# ISO ideas for red currants



## jonnyjonny_uk (Aug 2, 2009)

Hi all,

I've just come back from a weekend at the summer house here in Mosow and managed to stumble upon a huge redcurrant bush so now I'm armed with some lovely bright redcurrants and not sure what to do with them. Now I'm thinking some kind of jelly/sauce to with some pan seared pork steaks would be nice but looking for some ideas please.

Thanks

John


----------



## Constance (Aug 2, 2009)

I would suggest you make some red currant jelly, as it can be the start of several good sauces. 
Mix with mustard, stir and simmer over low heat until jelly melts and use with pork or sausages. 
Mix with sweet chili sauce (Heinz or similar) and simmer as above, for a great sweet/sour sauce for meatballs. 

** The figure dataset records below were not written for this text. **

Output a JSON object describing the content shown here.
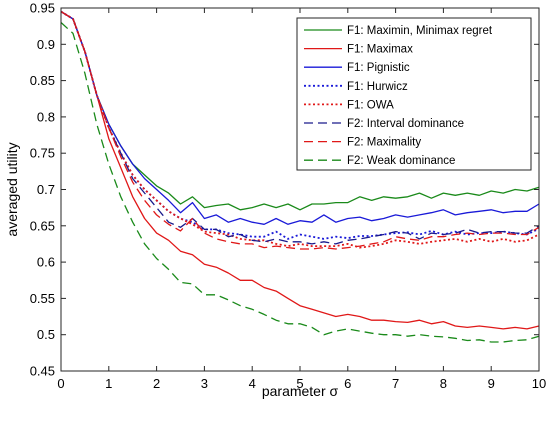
{
  "chart_data": {
    "type": "line",
    "xlabel": "parameter σ",
    "ylabel": "averaged utility",
    "xlim": [
      0,
      10
    ],
    "ylim": [
      0.45,
      0.95
    ],
    "xticks": [
      0,
      1,
      2,
      3,
      4,
      5,
      6,
      7,
      8,
      9,
      10
    ],
    "yticks": [
      0.45,
      0.5,
      0.55,
      0.6,
      0.65,
      0.7,
      0.75,
      0.8,
      0.85,
      0.9,
      0.95
    ],
    "ytick_labels": [
      "0.45",
      "0.5",
      "0.55",
      "0.6",
      "0.65",
      "0.7",
      "0.75",
      "0.8",
      "0.85",
      "0.9",
      "0.95"
    ],
    "grid": false,
    "legend_position": "top-right",
    "x": [
      0,
      0.25,
      0.5,
      0.75,
      1,
      1.25,
      1.5,
      1.75,
      2,
      2.25,
      2.5,
      2.75,
      3,
      3.25,
      3.5,
      3.75,
      4,
      4.25,
      4.5,
      4.75,
      5,
      5.25,
      5.5,
      5.75,
      6,
      6.25,
      6.5,
      6.75,
      7,
      7.25,
      7.5,
      7.75,
      8,
      8.25,
      8.5,
      8.75,
      9,
      9.25,
      9.5,
      9.75,
      10
    ],
    "series": [
      {
        "name": "F1: Maximin, Minimax regret",
        "color": "#1a8a1a",
        "dash": "solid",
        "values": [
          0.945,
          0.935,
          0.89,
          0.83,
          0.79,
          0.76,
          0.735,
          0.72,
          0.705,
          0.695,
          0.68,
          0.69,
          0.675,
          0.678,
          0.68,
          0.672,
          0.675,
          0.68,
          0.675,
          0.68,
          0.672,
          0.68,
          0.68,
          0.682,
          0.682,
          0.69,
          0.685,
          0.69,
          0.688,
          0.69,
          0.695,
          0.688,
          0.695,
          0.692,
          0.695,
          0.692,
          0.698,
          0.695,
          0.7,
          0.698,
          0.703
        ]
      },
      {
        "name": "F1: Maximax",
        "color": "#e01818",
        "dash": "solid",
        "values": [
          0.945,
          0.935,
          0.89,
          0.83,
          0.77,
          0.73,
          0.69,
          0.66,
          0.64,
          0.63,
          0.615,
          0.61,
          0.597,
          0.593,
          0.585,
          0.575,
          0.575,
          0.565,
          0.56,
          0.55,
          0.54,
          0.535,
          0.53,
          0.525,
          0.528,
          0.525,
          0.52,
          0.52,
          0.518,
          0.517,
          0.52,
          0.515,
          0.518,
          0.512,
          0.51,
          0.512,
          0.51,
          0.508,
          0.51,
          0.508,
          0.512
        ]
      },
      {
        "name": "F1: Pignistic",
        "color": "#1a1ad8",
        "dash": "solid",
        "values": [
          0.945,
          0.935,
          0.89,
          0.83,
          0.79,
          0.76,
          0.735,
          0.715,
          0.7,
          0.685,
          0.668,
          0.682,
          0.66,
          0.665,
          0.655,
          0.66,
          0.655,
          0.652,
          0.66,
          0.652,
          0.657,
          0.655,
          0.665,
          0.655,
          0.66,
          0.662,
          0.657,
          0.66,
          0.665,
          0.662,
          0.665,
          0.668,
          0.672,
          0.665,
          0.668,
          0.67,
          0.672,
          0.668,
          0.67,
          0.67,
          0.68
        ]
      },
      {
        "name": "F1: Hurwicz",
        "color": "#1a1ad8",
        "dash": "dotted",
        "values": [
          0.945,
          0.935,
          0.89,
          0.83,
          0.785,
          0.75,
          0.72,
          0.7,
          0.685,
          0.67,
          0.66,
          0.655,
          0.645,
          0.645,
          0.64,
          0.638,
          0.635,
          0.635,
          0.642,
          0.632,
          0.638,
          0.635,
          0.632,
          0.635,
          0.633,
          0.636,
          0.636,
          0.638,
          0.64,
          0.641,
          0.638,
          0.643,
          0.638,
          0.642,
          0.638,
          0.64,
          0.64,
          0.642,
          0.64,
          0.638,
          0.646
        ]
      },
      {
        "name": "F1: OWA",
        "color": "#e01818",
        "dash": "dotted",
        "values": [
          0.945,
          0.935,
          0.89,
          0.83,
          0.785,
          0.75,
          0.72,
          0.7,
          0.685,
          0.67,
          0.66,
          0.652,
          0.642,
          0.64,
          0.638,
          0.632,
          0.63,
          0.63,
          0.625,
          0.622,
          0.625,
          0.622,
          0.622,
          0.622,
          0.625,
          0.62,
          0.622,
          0.625,
          0.63,
          0.628,
          0.625,
          0.628,
          0.63,
          0.632,
          0.628,
          0.632,
          0.628,
          0.632,
          0.628,
          0.63,
          0.638
        ]
      },
      {
        "name": "F2: Interval dominance",
        "color": "#1a1a8c",
        "dash": "dashed",
        "values": [
          0.945,
          0.935,
          0.89,
          0.83,
          0.785,
          0.75,
          0.715,
          0.695,
          0.675,
          0.655,
          0.648,
          0.66,
          0.645,
          0.645,
          0.635,
          0.638,
          0.63,
          0.628,
          0.632,
          0.628,
          0.628,
          0.625,
          0.628,
          0.625,
          0.63,
          0.632,
          0.635,
          0.638,
          0.642,
          0.64,
          0.632,
          0.64,
          0.638,
          0.64,
          0.645,
          0.64,
          0.642,
          0.642,
          0.64,
          0.64,
          0.65
        ]
      },
      {
        "name": "F2: Maximality",
        "color": "#e01818",
        "dash": "dashed",
        "values": [
          0.945,
          0.935,
          0.89,
          0.83,
          0.785,
          0.745,
          0.71,
          0.685,
          0.665,
          0.652,
          0.643,
          0.66,
          0.64,
          0.632,
          0.628,
          0.625,
          0.625,
          0.62,
          0.622,
          0.62,
          0.618,
          0.618,
          0.62,
          0.618,
          0.62,
          0.622,
          0.625,
          0.628,
          0.635,
          0.632,
          0.63,
          0.635,
          0.635,
          0.638,
          0.64,
          0.638,
          0.64,
          0.64,
          0.638,
          0.638,
          0.648
        ]
      },
      {
        "name": "F2: Weak dominance",
        "color": "#1a8a1a",
        "dash": "dashed",
        "values": [
          0.93,
          0.915,
          0.86,
          0.79,
          0.735,
          0.69,
          0.655,
          0.625,
          0.605,
          0.59,
          0.572,
          0.57,
          0.555,
          0.555,
          0.548,
          0.54,
          0.535,
          0.528,
          0.52,
          0.515,
          0.515,
          0.51,
          0.5,
          0.505,
          0.508,
          0.505,
          0.502,
          0.5,
          0.5,
          0.498,
          0.5,
          0.498,
          0.497,
          0.495,
          0.492,
          0.493,
          0.49,
          0.49,
          0.492,
          0.493,
          0.498
        ]
      }
    ]
  }
}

If you dry some of the currants, they are also delicious baked in muffins, pastries or cookies. They are especially good with apples and peaches.


----------



## Wyogal (Aug 2, 2009)

I also vote for jelly. Not only is is great as is, but like Constance said, it is great base for sauces. Use it melted with a balsamic reduction and it would be great with your pork.


----------



## CharlieD (Aug 3, 2009)

Jelly it is. Indeed it would be wonderful. Plus it's grat freash, and then also wonderful fruit drink, kompot. Anyway you turn it's yumy.


----------



## jonnyjonny_uk (Aug 3, 2009)

Thanks everyone for your replies 

I just made a little redcurrant salsa to sit on top of my griddled pork steaks which was very tasty and would like to make a jelly from the rest of the redecurrants but can you advise me on a good recipe for the jelly as I've never made one before?

Thanks


----------



## Wyogal (Aug 3, 2009)

You can find links to the Ball canning website here, probably do a search.
I just follow the recipe in the pectin box.


----------